Gewinn für die Demokratie

Facebook & Co.

Von Markus Engelhardt

Wäre er noch am Leben, der Autor des dystopischen Romans „1984“ würde zu diesem Satz stehen. Auch und vor allem, weil einiges aus seinem Werk inzwischen Realität geworden ist.

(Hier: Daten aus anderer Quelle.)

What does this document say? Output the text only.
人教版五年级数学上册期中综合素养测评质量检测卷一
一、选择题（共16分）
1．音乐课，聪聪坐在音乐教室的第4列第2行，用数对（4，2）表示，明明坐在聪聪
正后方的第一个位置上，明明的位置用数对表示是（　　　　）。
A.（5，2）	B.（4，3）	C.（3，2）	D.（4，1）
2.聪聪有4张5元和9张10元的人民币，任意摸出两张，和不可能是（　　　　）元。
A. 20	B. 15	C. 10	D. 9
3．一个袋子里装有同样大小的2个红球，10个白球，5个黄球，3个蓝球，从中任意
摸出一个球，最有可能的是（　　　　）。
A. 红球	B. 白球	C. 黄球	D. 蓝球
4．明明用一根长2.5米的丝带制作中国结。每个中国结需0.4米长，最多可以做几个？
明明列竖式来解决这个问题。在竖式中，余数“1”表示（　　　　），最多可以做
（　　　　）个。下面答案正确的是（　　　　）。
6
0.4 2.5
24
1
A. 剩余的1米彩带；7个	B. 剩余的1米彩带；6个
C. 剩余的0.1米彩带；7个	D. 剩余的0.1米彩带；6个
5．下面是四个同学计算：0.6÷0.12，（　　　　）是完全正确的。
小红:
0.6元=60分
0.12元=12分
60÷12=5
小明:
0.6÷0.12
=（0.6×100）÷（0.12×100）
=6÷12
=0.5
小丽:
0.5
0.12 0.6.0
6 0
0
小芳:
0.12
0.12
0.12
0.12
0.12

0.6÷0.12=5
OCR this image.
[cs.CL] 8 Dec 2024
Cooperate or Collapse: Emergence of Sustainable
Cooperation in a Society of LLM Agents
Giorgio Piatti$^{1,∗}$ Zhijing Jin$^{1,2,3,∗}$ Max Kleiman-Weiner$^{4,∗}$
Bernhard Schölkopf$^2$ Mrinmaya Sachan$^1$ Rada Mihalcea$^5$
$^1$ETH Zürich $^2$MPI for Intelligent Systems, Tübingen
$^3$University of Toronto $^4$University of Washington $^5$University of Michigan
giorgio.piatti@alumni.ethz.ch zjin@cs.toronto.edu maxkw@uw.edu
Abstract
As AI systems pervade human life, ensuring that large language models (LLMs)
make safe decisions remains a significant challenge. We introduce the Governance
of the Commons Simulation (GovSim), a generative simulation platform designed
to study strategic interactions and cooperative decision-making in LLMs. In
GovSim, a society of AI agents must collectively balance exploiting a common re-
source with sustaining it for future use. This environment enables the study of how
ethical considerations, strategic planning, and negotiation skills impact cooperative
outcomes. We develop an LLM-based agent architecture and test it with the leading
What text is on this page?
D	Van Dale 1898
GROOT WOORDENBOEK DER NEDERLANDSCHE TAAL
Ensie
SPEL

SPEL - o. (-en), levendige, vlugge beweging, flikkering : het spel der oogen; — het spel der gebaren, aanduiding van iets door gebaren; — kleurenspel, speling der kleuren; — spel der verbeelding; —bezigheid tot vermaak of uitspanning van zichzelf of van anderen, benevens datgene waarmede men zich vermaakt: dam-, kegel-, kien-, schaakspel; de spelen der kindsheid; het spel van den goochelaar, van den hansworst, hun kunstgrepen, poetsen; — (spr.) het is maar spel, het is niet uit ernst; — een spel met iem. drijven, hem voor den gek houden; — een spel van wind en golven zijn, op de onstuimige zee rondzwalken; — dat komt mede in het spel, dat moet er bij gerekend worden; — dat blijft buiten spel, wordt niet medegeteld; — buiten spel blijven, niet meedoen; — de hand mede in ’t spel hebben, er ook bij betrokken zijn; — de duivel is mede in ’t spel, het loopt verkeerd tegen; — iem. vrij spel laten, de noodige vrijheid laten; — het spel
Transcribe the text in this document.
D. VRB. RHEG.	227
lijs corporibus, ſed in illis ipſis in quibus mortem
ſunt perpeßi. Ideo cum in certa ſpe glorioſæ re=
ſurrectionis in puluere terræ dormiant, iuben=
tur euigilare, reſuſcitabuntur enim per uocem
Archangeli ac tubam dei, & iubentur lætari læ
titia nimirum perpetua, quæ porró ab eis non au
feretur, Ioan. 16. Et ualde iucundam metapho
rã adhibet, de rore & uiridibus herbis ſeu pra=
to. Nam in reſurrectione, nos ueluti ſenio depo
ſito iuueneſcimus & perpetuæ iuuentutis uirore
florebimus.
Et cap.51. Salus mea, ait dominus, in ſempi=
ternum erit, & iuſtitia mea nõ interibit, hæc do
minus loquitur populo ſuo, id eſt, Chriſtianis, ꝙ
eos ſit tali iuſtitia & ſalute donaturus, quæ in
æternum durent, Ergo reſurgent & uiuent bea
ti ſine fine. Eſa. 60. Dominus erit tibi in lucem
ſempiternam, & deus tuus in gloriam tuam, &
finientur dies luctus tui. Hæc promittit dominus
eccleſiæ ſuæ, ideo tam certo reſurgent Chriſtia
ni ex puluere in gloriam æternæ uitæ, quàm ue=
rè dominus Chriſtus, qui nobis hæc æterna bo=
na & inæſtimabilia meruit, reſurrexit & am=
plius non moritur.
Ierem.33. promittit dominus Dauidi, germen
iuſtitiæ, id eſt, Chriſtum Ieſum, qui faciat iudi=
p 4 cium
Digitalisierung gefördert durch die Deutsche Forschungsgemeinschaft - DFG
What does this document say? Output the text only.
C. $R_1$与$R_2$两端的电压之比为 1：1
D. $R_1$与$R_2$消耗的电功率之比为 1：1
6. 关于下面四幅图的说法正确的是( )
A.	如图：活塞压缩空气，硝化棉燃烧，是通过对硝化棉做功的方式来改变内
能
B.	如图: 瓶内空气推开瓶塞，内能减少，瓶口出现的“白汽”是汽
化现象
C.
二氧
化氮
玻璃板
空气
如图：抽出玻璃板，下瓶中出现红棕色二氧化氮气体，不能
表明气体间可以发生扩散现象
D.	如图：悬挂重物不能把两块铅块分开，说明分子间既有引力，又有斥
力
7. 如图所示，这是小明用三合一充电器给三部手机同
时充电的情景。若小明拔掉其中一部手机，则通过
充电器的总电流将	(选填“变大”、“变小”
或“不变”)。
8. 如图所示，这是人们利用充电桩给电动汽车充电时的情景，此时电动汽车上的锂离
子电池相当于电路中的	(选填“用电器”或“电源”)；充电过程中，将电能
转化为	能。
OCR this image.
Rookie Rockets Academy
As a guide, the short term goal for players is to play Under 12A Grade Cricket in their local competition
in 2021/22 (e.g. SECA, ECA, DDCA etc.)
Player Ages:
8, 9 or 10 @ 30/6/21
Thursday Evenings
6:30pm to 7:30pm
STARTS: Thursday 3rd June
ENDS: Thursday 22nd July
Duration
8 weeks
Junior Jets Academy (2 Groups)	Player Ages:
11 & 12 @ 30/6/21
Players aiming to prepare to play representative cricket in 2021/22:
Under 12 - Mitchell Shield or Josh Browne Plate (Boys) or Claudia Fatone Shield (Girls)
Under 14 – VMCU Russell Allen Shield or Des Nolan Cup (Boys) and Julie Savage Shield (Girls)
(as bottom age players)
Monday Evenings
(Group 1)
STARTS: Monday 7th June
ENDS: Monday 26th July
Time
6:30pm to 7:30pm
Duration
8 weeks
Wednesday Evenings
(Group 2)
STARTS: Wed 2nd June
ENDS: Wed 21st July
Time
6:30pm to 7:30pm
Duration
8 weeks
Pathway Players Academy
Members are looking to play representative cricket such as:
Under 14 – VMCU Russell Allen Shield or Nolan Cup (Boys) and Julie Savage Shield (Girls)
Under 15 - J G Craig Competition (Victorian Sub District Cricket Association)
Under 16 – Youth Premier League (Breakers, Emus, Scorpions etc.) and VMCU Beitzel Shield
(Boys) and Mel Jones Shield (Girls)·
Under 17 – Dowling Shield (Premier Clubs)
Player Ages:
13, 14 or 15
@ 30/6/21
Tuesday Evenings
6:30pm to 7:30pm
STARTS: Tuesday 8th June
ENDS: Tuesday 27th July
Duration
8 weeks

Wir breiten unser Leben in sozialen Netzwerken aus, teilen es mit Bekannten und Verwandten. Das lassen wir uns etwas kosten, nämlich persönliche Daten, die wir an völlig Fremde im Hintergrund weitergeben. Im Gegenzug dafür bekommen wir aber immerhin die Möglichkeit, uns über Staatsgrenzen hinweg auszutauschen, in Sekundenschnelle tausende Kilometer zu überwinden und mit jenen in Kontakt zu bleiben, die nicht in Sichtweite sind.

Letztlich sind Facebook, Twitter, WhatsApp und Konsorten nichts anderes als die flotteren Erben des guten alten Briefs und des etwas jüngeren Telefons. Mit den skizzierten Nachteilen, die man sich bewusst machen muss – aber auch mit nahezu unschlagbaren Vorteilen. Nicht umsonst gehört zu den wichtigsten Schritten angehender Diktatoren neben der Abschaffung einer freien Presse die Schließung der sozialen Medien. In China ist Facebook verboten. Der arabische Frühling – weitgehend über Netzwerke organisiert – brachte unter anderem mit sich, dass Ägypten das Internet für einige Tage abschalten ließ. Und was macht das Netz so gefährlich für die Gegner der Demokratie? Ganz einfach: Es gibt jedem von uns die Möglichkeit, mit leicht bedienbaren Mitteln für deren Erhalt zu kämpfen.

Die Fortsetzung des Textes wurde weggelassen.